The Group of Eight leaders who are meeting in Sea Island, Ga., this week face a historic test of leadership. In the wake of the Madrid bombings and warnings that al Qaeda is planning attacks in the United States, this summit must produce more than the usual photo opportunities and joint statements. Its success should be measured in large part by whether the G-8 leaders take concrete and urgent steps to reduce the risk of catastrophic terrorism.
Unfortunately, the risk that terrorists could acquire and use nuclear, chemical or biological weapons is all too real. Over time, and without our decisive intervention, al Qaeda could become the world's 10th nuclear power. The terrorist organization has made several attempts to acquire uranium that could be used to make a crude nuclear device, and documents discovered at an al Qaeda safe house in 2001 showed an understanding of nuclear weapons design. The hardest part for the terrorists is getting the plutonium or highly enriched uranium necessary to build a bomb. Making that impossible should be our goal.
At their 2002 summit the G-8 leaders launched a Global Partnership Against the Spread of Weapons and Materials of Mass Destruction, in which they pledged $20 billion -- $10 billion from the United States, $10 billion from others -- over 10 years to reduce the risk of catastrophic terrorism. Two years after this global security breakthrough, they are $3 billion short of their pledges, and only a tiny fraction of the $17 billion pledged has been appropriated for programs. Disputes between Russia and donor countries over tax issues, liability questions and site access have slowed implementation.
As a result, less than one-quarter of Russia's nuclear bomb-making materials -- hundreds of metric tons of plutonium and highly enriched uranium (HEU) -- has been adequately secured against theft or diversion. Globally, there are still more than 130 nuclear research reactors and other facilities in 40 countries using or storing weapons-usable HEU, and many of these facilities have only the most rudimentary security measures.
The problem is not confined to unsecured nuclear materials. Millions of portable artillery shells and hundreds of missile warheads filled with deadly nerve agents await destruction at dilapidated facilities in Russia. Construction of a U.S.-funded destruction plant was delayed for three years by political and compliance disputes, and current destruction plans will take more than a decade to implement. In the meantime, one stolen shell could be used to kill tens of thousands of people in Washington, New York, London, Paris, Tokyo or Moscow.

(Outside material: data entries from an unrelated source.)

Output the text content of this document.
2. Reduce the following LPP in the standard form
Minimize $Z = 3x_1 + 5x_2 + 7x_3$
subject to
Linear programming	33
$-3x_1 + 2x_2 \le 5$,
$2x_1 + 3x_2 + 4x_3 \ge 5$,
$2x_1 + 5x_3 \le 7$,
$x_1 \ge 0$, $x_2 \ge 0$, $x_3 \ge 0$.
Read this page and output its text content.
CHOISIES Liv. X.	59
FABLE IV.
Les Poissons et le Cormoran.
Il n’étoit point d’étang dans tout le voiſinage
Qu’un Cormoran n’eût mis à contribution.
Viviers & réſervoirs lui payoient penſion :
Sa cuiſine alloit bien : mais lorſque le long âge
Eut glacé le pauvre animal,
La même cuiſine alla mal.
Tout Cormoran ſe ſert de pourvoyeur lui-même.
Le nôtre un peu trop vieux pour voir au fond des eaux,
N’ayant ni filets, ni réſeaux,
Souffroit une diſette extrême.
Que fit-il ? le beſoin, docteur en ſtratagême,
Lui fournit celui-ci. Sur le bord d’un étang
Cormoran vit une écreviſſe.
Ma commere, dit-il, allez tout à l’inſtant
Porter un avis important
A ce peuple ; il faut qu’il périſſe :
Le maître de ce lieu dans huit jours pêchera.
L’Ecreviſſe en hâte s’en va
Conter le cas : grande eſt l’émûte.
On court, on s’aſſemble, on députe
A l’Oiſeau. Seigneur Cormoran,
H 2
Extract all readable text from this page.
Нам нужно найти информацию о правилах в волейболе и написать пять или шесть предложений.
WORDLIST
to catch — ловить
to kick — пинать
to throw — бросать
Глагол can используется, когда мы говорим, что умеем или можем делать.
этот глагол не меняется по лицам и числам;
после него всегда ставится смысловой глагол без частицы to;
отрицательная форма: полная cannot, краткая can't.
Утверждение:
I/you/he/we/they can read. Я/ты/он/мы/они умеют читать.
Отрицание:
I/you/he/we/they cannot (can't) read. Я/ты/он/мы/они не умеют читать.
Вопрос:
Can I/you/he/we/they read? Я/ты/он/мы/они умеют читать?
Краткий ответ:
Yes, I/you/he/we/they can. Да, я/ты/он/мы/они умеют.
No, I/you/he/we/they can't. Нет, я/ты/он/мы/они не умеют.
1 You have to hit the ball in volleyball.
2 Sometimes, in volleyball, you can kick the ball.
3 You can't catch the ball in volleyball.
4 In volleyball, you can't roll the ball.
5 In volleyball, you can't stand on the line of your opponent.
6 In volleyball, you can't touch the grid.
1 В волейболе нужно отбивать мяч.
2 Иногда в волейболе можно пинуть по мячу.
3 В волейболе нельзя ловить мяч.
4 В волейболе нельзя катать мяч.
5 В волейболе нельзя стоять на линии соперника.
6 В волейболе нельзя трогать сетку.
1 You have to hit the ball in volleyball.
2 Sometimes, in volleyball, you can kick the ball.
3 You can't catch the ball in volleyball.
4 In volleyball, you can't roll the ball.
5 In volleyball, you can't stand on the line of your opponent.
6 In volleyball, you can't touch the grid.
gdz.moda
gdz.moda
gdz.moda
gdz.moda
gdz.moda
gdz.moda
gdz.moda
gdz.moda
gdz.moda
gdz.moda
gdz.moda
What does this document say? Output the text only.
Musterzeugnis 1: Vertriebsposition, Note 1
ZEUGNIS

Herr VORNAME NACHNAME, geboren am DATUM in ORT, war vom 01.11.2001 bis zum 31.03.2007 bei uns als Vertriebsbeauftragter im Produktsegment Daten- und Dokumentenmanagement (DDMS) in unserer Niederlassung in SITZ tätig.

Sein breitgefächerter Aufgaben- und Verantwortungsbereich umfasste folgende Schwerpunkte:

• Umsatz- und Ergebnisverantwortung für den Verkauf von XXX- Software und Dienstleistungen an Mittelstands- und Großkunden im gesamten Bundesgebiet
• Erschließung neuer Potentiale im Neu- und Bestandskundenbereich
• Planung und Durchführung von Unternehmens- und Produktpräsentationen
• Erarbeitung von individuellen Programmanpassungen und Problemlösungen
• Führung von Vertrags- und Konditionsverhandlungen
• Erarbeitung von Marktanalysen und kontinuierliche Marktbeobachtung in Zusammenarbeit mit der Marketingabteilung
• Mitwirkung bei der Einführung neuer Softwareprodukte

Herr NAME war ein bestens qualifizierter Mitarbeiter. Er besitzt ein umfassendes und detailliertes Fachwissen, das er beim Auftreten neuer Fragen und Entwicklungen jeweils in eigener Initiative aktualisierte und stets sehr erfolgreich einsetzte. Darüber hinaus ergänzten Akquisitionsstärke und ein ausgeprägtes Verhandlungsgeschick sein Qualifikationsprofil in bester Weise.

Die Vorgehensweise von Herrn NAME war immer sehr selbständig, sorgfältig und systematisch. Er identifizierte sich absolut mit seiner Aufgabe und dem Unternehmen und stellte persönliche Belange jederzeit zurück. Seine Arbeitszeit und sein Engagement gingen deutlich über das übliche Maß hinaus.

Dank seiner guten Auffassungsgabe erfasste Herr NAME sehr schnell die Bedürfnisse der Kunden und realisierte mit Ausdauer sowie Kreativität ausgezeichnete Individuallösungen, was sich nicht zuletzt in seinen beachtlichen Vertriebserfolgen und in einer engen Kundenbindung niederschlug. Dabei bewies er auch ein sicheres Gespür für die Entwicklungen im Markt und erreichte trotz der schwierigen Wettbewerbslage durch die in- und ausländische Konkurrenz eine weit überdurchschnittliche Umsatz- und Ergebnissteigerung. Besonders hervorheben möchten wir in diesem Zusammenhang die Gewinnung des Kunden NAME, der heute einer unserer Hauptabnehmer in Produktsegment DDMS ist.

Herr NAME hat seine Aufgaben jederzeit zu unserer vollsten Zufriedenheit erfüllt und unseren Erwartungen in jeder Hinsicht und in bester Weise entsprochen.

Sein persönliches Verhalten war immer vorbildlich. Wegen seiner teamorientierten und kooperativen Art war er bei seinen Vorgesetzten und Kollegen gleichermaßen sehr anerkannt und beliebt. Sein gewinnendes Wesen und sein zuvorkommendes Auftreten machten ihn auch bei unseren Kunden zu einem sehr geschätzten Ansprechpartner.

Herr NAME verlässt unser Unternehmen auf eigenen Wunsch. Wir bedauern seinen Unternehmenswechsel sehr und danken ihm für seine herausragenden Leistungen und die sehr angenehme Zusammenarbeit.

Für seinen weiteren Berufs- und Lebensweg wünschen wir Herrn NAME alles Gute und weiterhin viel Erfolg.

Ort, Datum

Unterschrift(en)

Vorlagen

In addition, Russian military and civilian research facilities still have deadly pathogen collections; we don't know exactly what kind they are, how many there are or how secure they are. Thousands of former weapons scientists and workers in Russia remain underpaid or unemployed, making them more vulnerable targets for recruitment by terrorist organizations.
Although significant work has begun in all these areas, projected completion dates stretch into the next decade and beyond. Given the concerted efforts of al Qaeda and possibly other terrorist groups to acquire nuclear, biological and chemical weapons, there is now a dangerous gap between the pace of our progress and the urgency of the threat. We are not accelerating these programs as if our lives depended on it. They do.
There are at least 10 steps that G-8 leaders could take at Sea Island to give us a chance of winning this race against terrorism:
1. Appoint a senior official in each government, with direct access to the president or prime minister, who is responsible and accountable for ensuring that terrorists do not acquire weapons of mass destruction. Empower this senior official to eliminate all obstacles to cooperation as quickly as possible.
2. Announce an intention to increase pledges to the global partnership above the $20 billion goal. This goal should be treated as a floor, not a ceiling.
3. Expand the global partnership to include all nations with weapons capability and weapons materials, specifically Pakistan, India, Israel and China.
4. Accelerate efforts to consolidate and secure weapons-usable nuclear materials worldwide.
5. Accelerate the demilitarization of Russia's stockpile of 40,000 tons of chemical agents and strengthen the security of all chemical weapon stocks awaiting destruction in Russia.
6. Take immediate steps to account for and secure dangerous biological pathogen collections across Russia and the former Soviet Union.
7. Initiate a global effort to combat both infectious diseases and biological terrorism.
8. Expand efforts to employ former weapons scientists and personnel in the former Soviet Union.
9. Presidents Bush and Putin should pledge to bilaterally increase the transparency, safety and security of all tactical nuclear weapons in and around Europe.
10. Bush and Putin should also announce a new initiative to make U.S. and Russian biological defense research efforts bilaterally transparent as a confidence-building measure to enable greater cooperation in the biological arena.
This is not a list of impossible dreams; these are global security imperatives. Taking these steps will require the personal commitment and persistent action of the presidents of the United States and Russia, the leaders of the G-8 and other countries around the globe. The clock is ticking.
Sam Nunn, a former Democratic senator from Georgia, is co-chairman of the Nuclear Threat Initiative. Michele Flournoy is a senior advisor at the Center for Strategic and International Studies and co-director of the Strengthening the Global Partnership project.